Kembali ke klan Ompu Jelak Maribur, misalnya, upaya pencarian kembali posisi masing-masing pada root Ompu Jelak Maribur telah menyatukan beberapa generasi kemudian yang ingin memperlihatkan kesatuan mereka kepada dunia luar dengan pesan yang jelas: “Lihat. Kami Pomparan Ompu Jelak Maribur ada. Inilah kami”

Tugu Ompu Jelak Maribur di Sibabiat, Kecamatan Tamba

 

Tanpa terjebak dalam kebanggaan semu atau kemenangan sesaat “Hey, kita sudah berhasil menemukan kembali Leluhur Pemersatu kita!!!”, tema besar genealogi Toba yang belum selesai ini masih relevan sehingga setiap anggota klan Ompu Jelak Maribur memang pantas secara jujur melihat dan menerima posisi mereka dan bersedia berbagi tools apapun yang mereka miliki untuk kebaikan sendiri maupun saudaranya dalam klan yang sama.

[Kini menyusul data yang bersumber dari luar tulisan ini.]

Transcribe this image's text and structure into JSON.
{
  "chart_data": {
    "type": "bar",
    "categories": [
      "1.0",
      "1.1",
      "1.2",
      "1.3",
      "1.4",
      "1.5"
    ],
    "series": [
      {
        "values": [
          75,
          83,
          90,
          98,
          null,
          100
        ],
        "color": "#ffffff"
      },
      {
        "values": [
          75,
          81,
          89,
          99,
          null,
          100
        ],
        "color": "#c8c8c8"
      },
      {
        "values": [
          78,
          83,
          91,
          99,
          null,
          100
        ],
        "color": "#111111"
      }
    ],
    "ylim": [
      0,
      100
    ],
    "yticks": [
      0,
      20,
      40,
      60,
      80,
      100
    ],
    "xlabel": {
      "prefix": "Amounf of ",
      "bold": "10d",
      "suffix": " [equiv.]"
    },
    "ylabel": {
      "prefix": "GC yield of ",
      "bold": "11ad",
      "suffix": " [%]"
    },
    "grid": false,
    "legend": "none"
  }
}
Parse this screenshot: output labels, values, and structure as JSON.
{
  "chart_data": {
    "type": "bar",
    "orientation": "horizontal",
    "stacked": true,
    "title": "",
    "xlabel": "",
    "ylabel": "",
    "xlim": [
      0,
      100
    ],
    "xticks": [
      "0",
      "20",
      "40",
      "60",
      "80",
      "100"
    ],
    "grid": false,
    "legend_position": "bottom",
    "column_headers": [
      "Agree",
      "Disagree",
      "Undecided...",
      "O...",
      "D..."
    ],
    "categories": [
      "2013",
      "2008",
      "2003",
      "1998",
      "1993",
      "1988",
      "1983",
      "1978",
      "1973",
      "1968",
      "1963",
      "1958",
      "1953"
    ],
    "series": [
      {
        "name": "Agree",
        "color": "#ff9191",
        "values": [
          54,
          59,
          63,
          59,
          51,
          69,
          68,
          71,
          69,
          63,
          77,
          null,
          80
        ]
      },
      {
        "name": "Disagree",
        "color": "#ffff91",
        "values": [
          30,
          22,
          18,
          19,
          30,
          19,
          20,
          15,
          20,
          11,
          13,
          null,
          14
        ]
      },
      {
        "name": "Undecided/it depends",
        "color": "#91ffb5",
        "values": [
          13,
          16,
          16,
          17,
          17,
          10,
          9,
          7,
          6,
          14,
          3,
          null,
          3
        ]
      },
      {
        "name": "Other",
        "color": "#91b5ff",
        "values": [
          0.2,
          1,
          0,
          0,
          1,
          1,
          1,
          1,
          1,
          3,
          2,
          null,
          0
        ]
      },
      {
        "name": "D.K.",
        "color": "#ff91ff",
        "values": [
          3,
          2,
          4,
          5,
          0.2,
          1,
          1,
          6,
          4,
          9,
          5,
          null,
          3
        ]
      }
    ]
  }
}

Tools sekecil apapun pasti akan berguna sebagai bahan riset atau setidaknya menjadi bukti bahwa semua anggota klan Ompu Jelak Maribur ini memang berasal dari sosok historis yang sama, seorang pribadi yang pernah tinggal di Bona Pasogit. Bona Pasogit itu bisa saja di Tamba, Labuhan Batu atau di Tapanuli Selatan (baru-baru ini di ketiga tempat yang disebut ternyata meninggalkan tugu dari nama yang sama yakni Ompu Jelak Maribur atau Jolak Maribu). Bisa berupa tuturan dari orang tua, carik kertas berisi catatan family tree lepas dari berapa sundut yang sempat dicatat, atau kesediaan untuk berjejaring dengan tidak lupa memanfaatkan kemajuan teknologi dan inovasi digital masa kini.

Tulisan lainnya...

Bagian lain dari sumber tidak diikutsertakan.